None of this is a big deal, but my mill is usable again and I expect to be using it as I go forward with the work on the Grizzly conversion.  I spent entirely too much time with trying to install the system the way I wanted, though.  It would have been far easier to buy a second drive and keep Windows on that.  Instead, I just have my installation CD. 


  1. That is some good out of the box thinking.

    Digital angle gauge? If the gauge is accurate enough, and you stick the digital angle gauge to one of the jaws with the back of the gauge against the chuck, and then zeroed the gauge, would the gauge read 0.0, 90.0, and so on as the chuck turned. And if you turn the chuck in both directions during the test do you get the same results.

    Simple laser pointer? Laser weapon sight? My first thought was to bounce the laser beam off of the flat of the square bit and see if the spot returned to the same point. But then I thought that a longer action arm would magnify any backlash errors. If you stick the laser emitter to the chuck, so that the beam radiates outward, parallel to the shank of the chuck key, you could mark the laser spot on the ceiling, and two walls. If the laser spot returns to the marked spots then the backlash is good. (And you have invented the first CNC Cat Amusing Device) I am sure that by calculating the distance from the emitter to the walls/ceiling and applying the math you could figure out the accuracy of the backlash.

    1. I'm kind of surprised I didn't think of using a laser boresight finder, considering (1) we did that at my last job to verify that our radars were sweeping properly and backlash was cranked out, and (2) I have a boresighting laser about 4" from my left hand, and several other lasers around the house.
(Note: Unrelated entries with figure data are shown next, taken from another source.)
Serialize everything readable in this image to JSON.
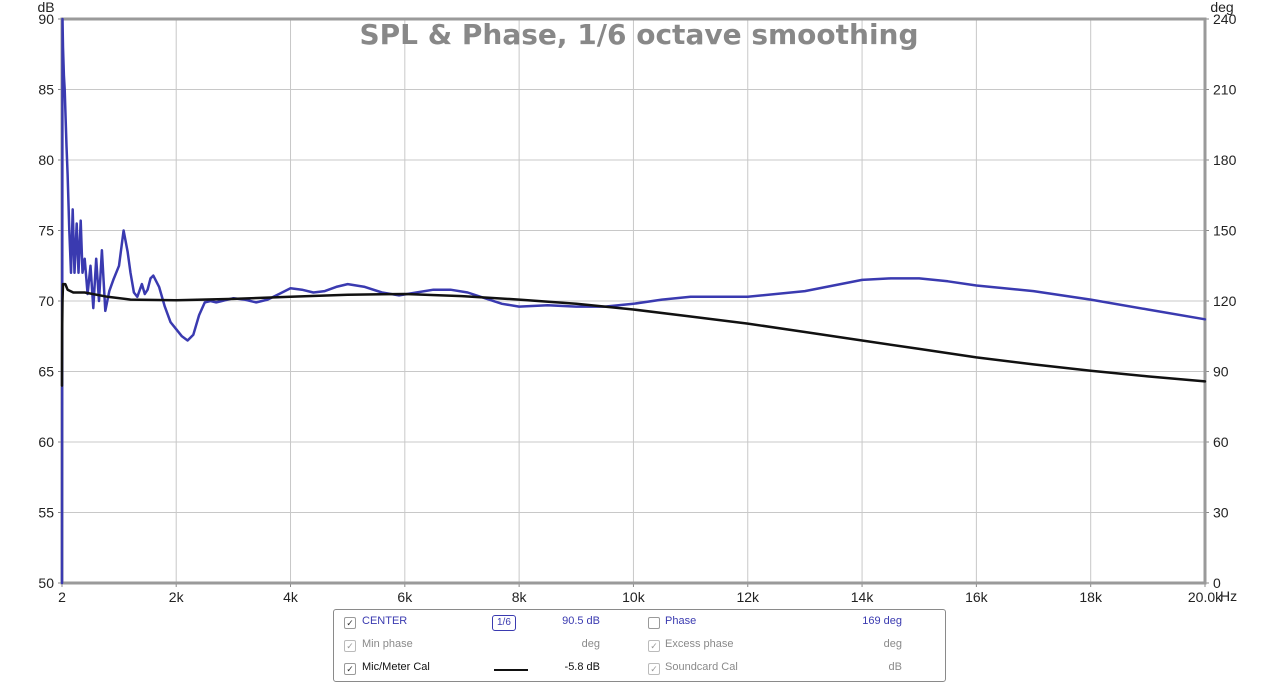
{
  "chart_data": {
    "type": "line",
    "title": "SPL & Phase, 1/6 octave smoothing",
    "xlabel": "Hz",
    "ylabel_left": "dB",
    "ylabel_right": "deg",
    "xlim": [
      2,
      20000
    ],
    "ylim_left": [
      50,
      90
    ],
    "ylim_right": [
      0,
      240
    ],
    "x_ticks": [
      2,
      2000,
      4000,
      6000,
      8000,
      10000,
      12000,
      14000,
      16000,
      18000,
      20000
    ],
    "x_tick_labels": [
      "2",
      "2k",
      "4k",
      "6k",
      "8k",
      "10k",
      "12k",
      "14k",
      "16k",
      "18k",
      "20.0k"
    ],
    "y_left_ticks": [
      50,
      55,
      60,
      65,
      70,
      75,
      80,
      85,
      90
    ],
    "y_right_ticks": [
      0,
      30,
      60,
      90,
      120,
      150,
      180,
      210,
      240
    ],
    "grid": true,
    "series": [
      {
        "name": "CENTER",
        "color": "#3a3ab0",
        "axis": "left",
        "x": [
          2,
          10,
          20,
          35,
          50,
          80,
          100,
          130,
          160,
          190,
          220,
          260,
          290,
          330,
          360,
          400,
          450,
          500,
          550,
          600,
          650,
          700,
          760,
          830,
          900,
          1000,
          1080,
          1150,
          1200,
          1260,
          1320,
          1400,
          1450,
          1500,
          1550,
          1600,
          1700,
          1800,
          1900,
          2000,
          2100,
          2200,
          2300,
          2400,
          2500,
          2600,
          2700,
          2800,
          3000,
          3200,
          3400,
          3600,
          3800,
          4000,
          4200,
          4400,
          4600,
          4800,
          5000,
          5300,
          5600,
          5900,
          6200,
          6500,
          6800,
          7100,
          7400,
          7700,
          8000,
          8500,
          9000,
          9500,
          10000,
          10500,
          11000,
          12000,
          13000,
          14000,
          14500,
          15000,
          15500,
          16000,
          17000,
          18000,
          19000,
          20000
        ],
        "y": [
          50,
          90,
          88,
          86,
          85,
          81,
          79,
          75,
          72,
          76.5,
          72,
          75.5,
          72,
          75.7,
          72,
          73,
          70.5,
          72.5,
          69.5,
          73,
          70,
          73.6,
          69.3,
          70.7,
          71.5,
          72.5,
          75,
          73.5,
          72,
          70.6,
          70.3,
          71.2,
          70.5,
          70.8,
          71.6,
          71.8,
          71,
          69.6,
          68.5,
          68,
          67.5,
          67.2,
          67.6,
          69,
          69.9,
          70,
          69.9,
          70,
          70.2,
          70.1,
          69.9,
          70.1,
          70.5,
          70.9,
          70.8,
          70.6,
          70.7,
          71,
          71.2,
          71,
          70.6,
          70.4,
          70.6,
          70.8,
          70.8,
          70.6,
          70.2,
          69.8,
          69.6,
          69.7,
          69.6,
          69.6,
          69.8,
          70.1,
          70.3,
          70.3,
          70.7,
          71.5,
          71.6,
          71.6,
          71.4,
          71.1,
          70.7,
          70.1,
          69.4,
          68.7
        ]
      },
      {
        "name": "Mic/Meter Cal",
        "color": "#111111",
        "axis": "left",
        "x": [
          2,
          5,
          10,
          20,
          60,
          100,
          200,
          400,
          800,
          1200,
          2000,
          3000,
          4000,
          5000,
          6000,
          7000,
          8000,
          9000,
          10000,
          11000,
          12000,
          13000,
          14000,
          15000,
          16000,
          17000,
          18000,
          19000,
          20000
        ],
        "y": [
          64,
          68,
          70,
          71.2,
          71.2,
          70.8,
          70.6,
          70.6,
          70.3,
          70.1,
          70.05,
          70.15,
          70.3,
          70.45,
          70.5,
          70.35,
          70.1,
          69.8,
          69.4,
          68.9,
          68.4,
          67.8,
          67.2,
          66.6,
          66.0,
          65.5,
          65.05,
          64.65,
          64.3
        ]
      }
    ]
  },
  "legend": {
    "rows": [
      {
        "left_label": "CENTER",
        "left_checked": true,
        "left_enabled": true,
        "badge": "1/6",
        "value": "90.5 dB",
        "right_label": "Phase",
        "right_checked": false,
        "right_enabled": true,
        "right_value": "169 deg"
      },
      {
        "left_label": "Min phase",
        "left_checked": true,
        "left_enabled": false,
        "value": "deg",
        "right_label": "Excess phase",
        "right_checked": true,
        "right_enabled": false,
        "right_value": "deg"
      },
      {
        "left_label": "Mic/Meter Cal",
        "left_checked": true,
        "left_enabled": true,
        "value": "-5.8 dB",
        "right_label": "Soundcard Cal",
        "right_checked": true,
        "right_enabled": false,
        "right_value": "dB"
      }
    ],
    "check_glyph": "✓"
  }
}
Likewise, I have a digital angle indicator that has magnets on it and would stick to the chuck, or a piece of sheet steel.

      On the other hand, what I was doing would allow me to see a backlash of under a quarter of a degree fairly easily. (1/4" * sin(1/4 degree) = .0011" - pretty easy to see on a dial indicator) 15 minutes of arc? Is that good? How good does it have to be? It's probably acceptable for the size things I work on the Sherline. The table is 4" in diameter; if I worked on something that size, and really had 15 minutes of backlash, that's about .009". I don't like that amount of backlash, but it depends on exactly what the work is.
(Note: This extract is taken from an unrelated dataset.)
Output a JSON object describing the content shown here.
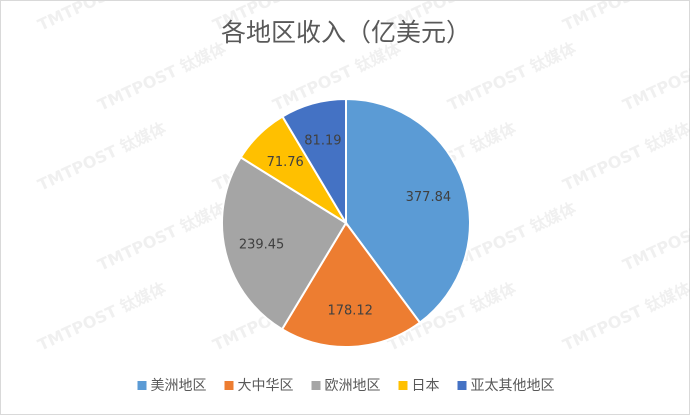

      We all like the idea of zero backlash, but I think there's almost always some wasted motion.

  2. Are you sure you want to go to Linux CNC? Those little all in one Mach3 boards are working great for me.

    On my third machine with them here.

    Delivered from China I got 4 axis board, 4 steppers, power supply and cable for $188 all in.

    Btw those Nema23 stepper spacers you was making.. I see that there are extruded models for about $6. I am thinking thats a better deal than 3d printing mine.


    1. Well, my fault for not investing in a 3D printer first. It's easier for me to make mine out of aluminum, all things considered.

      Could you drop a link for one of those Mach3 boards? I think you have information that I don't. I did some searching for "known good hardware" on the Linux forums and the only thing I could find were PC motherboards that didn't even have a processor.

      The steppers I'm using are Automation Technologies, 570 in-oz. I think the next higher torque are NEMA 34.